The scrub timer is installed automatically on the first daemon start after a renet upgrade. When the scrub policy changes in a future renet version, it updates itself on the next daemon start with no user action needed.
Scrub status
The result of the last scrub is saved outside the BTRFS volume (at /var/lib/rediacc/scrub-last-result.json) so it remains readable even if the volume has issues. The rdc machine query --system output includes a scrub_status field:
"scrub_status": {
"last_run_human": "3 days ago",
"status": "ok",
"total_errors": 0,
"uncorrectable": 0,
"duration_seconds": 312
}
| Status | Meaning |
|---|---|
ok | Last scrub completed with no errors |
never_run | Scrub has not run yet (timer was just installed) |
overdue | Last scrub was more than 14 days ago |
errors_found | Scrub found checksum mismatches (check the total_errors and uncorrectable counts) |
failed | Scrub process exited with a non-zero code |
If uncorrectable is greater than zero, the affected blocks cannot be repaired automatically (single-disk BTRFS has no redundant copy). Restore the affected repository from the most recent backup.
Manual scrub
To run a scrub immediately (e.g. after a power failure or disk migration):
rdc term connect -m server-1 -c "sudo renet maintenance scrub --datastore /mnt/rediacc"
The result is saved to the same JSON file and immediately visible in the next rdc machine query --system.
Vault Status
Get a complete overview of a machine including deployment information:
rdc machine vault-status --name server-1
This provides:
- Hostname and uptime
- Memory, disk, and datastore usage
- Total repositories, mounted count, Docker running count
- Detailed per-repository information
Use --output json for machine-readable output.
Test Connection
Cloud adapter only. In local mode, use
rdc term connect -m server-1 -c "hostname"to verify connectivity.

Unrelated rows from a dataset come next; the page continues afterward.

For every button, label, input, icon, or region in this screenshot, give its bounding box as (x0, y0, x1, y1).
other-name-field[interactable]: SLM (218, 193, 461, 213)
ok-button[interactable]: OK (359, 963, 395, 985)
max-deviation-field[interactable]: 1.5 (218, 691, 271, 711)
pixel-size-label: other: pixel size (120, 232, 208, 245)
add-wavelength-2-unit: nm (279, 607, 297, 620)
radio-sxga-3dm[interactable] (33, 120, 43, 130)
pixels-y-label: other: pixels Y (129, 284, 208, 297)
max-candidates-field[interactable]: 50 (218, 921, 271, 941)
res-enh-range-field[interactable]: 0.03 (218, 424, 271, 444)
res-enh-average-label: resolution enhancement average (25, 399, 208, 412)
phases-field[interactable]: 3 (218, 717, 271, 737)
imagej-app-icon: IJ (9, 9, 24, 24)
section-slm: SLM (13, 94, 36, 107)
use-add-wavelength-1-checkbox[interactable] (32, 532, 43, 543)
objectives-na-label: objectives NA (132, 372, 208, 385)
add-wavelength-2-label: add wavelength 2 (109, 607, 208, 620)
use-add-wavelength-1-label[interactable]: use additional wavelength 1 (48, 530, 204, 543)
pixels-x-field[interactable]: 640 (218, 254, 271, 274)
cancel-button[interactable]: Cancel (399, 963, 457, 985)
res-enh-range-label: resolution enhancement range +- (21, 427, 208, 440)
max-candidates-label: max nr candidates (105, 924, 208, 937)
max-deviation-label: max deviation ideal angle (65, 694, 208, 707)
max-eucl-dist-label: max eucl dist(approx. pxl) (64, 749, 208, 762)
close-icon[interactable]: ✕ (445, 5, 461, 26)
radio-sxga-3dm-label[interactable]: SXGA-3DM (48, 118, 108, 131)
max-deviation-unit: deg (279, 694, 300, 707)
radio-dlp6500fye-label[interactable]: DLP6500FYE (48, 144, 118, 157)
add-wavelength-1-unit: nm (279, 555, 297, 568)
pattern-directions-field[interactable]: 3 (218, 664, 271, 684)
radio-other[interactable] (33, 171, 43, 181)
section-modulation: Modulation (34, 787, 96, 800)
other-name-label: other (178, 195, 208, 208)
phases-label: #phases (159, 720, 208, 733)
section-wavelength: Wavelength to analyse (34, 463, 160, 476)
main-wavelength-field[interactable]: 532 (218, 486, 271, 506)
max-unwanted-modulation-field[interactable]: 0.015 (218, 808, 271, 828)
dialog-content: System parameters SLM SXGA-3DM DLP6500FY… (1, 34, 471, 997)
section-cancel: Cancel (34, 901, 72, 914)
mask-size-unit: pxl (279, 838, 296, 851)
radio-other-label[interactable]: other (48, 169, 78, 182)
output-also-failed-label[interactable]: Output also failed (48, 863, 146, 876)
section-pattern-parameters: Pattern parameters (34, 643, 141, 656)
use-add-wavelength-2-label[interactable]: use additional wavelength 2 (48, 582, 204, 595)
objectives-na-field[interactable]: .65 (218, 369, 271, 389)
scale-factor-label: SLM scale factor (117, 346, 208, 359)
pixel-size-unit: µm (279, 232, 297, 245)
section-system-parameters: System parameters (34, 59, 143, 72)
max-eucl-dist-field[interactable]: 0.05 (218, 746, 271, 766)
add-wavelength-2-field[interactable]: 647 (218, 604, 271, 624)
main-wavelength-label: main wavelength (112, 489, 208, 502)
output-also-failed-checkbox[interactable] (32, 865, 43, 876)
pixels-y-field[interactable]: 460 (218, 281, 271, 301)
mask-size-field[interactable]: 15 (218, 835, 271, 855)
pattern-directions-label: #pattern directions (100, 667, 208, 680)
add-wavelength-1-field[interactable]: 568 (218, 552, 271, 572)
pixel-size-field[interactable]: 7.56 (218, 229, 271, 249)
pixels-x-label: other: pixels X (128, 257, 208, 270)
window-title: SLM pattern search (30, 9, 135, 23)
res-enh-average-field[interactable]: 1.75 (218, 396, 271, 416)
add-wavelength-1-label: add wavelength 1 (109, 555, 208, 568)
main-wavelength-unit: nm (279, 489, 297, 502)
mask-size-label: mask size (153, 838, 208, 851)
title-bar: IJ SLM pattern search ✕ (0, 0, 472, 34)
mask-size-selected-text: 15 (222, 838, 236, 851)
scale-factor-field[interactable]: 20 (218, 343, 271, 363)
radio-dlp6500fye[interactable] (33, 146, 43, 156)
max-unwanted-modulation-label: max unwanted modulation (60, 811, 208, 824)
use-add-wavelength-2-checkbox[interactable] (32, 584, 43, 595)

Verify SSH connectivity to a machine:
rdc machine test-connection --ip 203.0.113.50 --user deploy
Reports:
- Connection status (success/failed)
- Authentication method used
- SSH key configuration
- Public key deployment status
- Known hosts entry
Options:
--port <number>, SSH port (default: 22)--save -m server-1, Save verified host key to machine config
Diagnostics (doctor)
Run a comprehensive diagnostic check of your Rediacc environment:
rdc doctor
| Category | Checks |
|---|---|
| Environment | Node.js version, CLI version, SEA mode, Go installation, Docker availability |
| Renet | Binary location, version, CRIU, rsync, SEA embedded assets |
| Configuration | Active config, adapter, machines, SSH key |
| Virtualization | Checks if your system can run local virtual machines (rdc ops) |
Each check reports OK, Warning, or Error. Use this as a first step when troubleshooting any issue.
Exit codes: 0 = all passed, 1 = warnings, 2 = errors.